5. Training operators and navigators: A great number of radio operators and technicians from the US and other countries had to be trained on how to operate the new navigation transmitters. Additionally, navigators aboard ships and aircrafts had to learn a whole new way of doing things to find their fix.
What features or characteristics set this work apart from similar achievements?
Loran was an entirely new system of radio navigation. Its unique achievement was the speed in which loran was developed and pressed into service during the war. By 1946, loran was used by thousands of navigators over three-tenths of the surface of the earth.

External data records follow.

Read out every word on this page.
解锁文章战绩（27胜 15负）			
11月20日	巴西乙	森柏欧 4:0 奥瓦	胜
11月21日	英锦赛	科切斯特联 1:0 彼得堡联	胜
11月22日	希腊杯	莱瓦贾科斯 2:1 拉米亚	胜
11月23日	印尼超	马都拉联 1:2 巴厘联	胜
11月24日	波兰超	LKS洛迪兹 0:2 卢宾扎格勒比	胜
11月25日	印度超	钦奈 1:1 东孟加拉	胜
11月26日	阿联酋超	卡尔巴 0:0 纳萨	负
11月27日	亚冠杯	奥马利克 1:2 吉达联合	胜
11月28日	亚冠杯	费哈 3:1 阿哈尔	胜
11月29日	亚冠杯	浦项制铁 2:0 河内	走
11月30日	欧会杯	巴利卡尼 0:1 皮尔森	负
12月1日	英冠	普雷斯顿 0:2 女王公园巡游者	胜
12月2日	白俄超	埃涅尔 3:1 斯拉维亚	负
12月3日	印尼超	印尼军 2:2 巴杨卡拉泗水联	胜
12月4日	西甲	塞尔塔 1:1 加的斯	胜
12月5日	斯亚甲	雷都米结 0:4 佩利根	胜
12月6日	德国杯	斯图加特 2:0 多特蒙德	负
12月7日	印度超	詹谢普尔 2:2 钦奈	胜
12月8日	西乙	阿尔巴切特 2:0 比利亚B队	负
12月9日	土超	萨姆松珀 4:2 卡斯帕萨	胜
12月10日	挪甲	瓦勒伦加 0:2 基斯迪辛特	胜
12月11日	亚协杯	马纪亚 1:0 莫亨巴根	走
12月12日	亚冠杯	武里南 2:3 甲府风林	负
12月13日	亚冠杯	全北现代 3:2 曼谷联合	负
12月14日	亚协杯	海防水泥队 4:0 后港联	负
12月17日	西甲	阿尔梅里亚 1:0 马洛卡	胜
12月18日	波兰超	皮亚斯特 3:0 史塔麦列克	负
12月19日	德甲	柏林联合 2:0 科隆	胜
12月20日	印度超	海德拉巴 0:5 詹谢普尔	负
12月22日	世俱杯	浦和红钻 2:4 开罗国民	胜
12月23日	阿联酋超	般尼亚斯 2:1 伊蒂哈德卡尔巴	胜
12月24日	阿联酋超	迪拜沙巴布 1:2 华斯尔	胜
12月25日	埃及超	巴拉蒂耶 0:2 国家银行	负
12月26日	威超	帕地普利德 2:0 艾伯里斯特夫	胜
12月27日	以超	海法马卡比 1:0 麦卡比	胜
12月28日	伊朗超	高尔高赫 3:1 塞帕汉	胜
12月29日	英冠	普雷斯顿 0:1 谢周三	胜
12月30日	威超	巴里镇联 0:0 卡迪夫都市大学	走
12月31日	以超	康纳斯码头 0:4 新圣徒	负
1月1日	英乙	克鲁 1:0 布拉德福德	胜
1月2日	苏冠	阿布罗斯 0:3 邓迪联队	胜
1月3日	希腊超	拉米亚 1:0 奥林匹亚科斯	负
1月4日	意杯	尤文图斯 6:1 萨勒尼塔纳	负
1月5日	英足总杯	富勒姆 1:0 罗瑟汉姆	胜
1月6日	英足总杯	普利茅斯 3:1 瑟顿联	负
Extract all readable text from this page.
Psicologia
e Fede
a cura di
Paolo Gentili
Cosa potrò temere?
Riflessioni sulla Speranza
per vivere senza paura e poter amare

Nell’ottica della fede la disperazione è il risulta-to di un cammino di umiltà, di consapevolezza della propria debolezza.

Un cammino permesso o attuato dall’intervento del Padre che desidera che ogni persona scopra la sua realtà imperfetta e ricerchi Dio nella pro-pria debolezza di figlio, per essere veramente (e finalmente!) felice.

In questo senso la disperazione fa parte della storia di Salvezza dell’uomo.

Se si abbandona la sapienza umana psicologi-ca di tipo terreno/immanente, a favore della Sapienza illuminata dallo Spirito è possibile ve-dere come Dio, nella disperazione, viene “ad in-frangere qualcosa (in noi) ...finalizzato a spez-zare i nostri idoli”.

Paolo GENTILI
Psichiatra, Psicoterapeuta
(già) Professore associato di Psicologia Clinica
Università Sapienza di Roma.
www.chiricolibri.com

By 1946, the extent of loran coverage available to navigators is illustrated in the figure next. The North Atlantic Chain was given first priority to allow ship convoys to find their way across treacherous waters. During wartime, Loran had the advantage of allowing ships to maintain radio silence.
In The North Atlantic:
MIT Radiation Laboratory’s loran personnel was heavily involved with research and development of the North Atlantic Chain. The first Loran-A pair was on the air permanently by June 1942 (Montauk Point, NY, and Fenwick Is, Del.), and by October there were additional stations along the Canadian east coast. The system became operational in early 1943, and late that year stations were established in Greenland, Iceland, the Faeroes and the Hebrides to complete the North Atlantic cover. Loran stations were manned by the United States Coast Guard (USCG), Royal Canadian Navy (RCN), and the Royal Navy (RN). At the request of the RAF, another station was put into the Shetlands to cover Norway, and loran was eventually used by over 450 aircraft of Coastal Command.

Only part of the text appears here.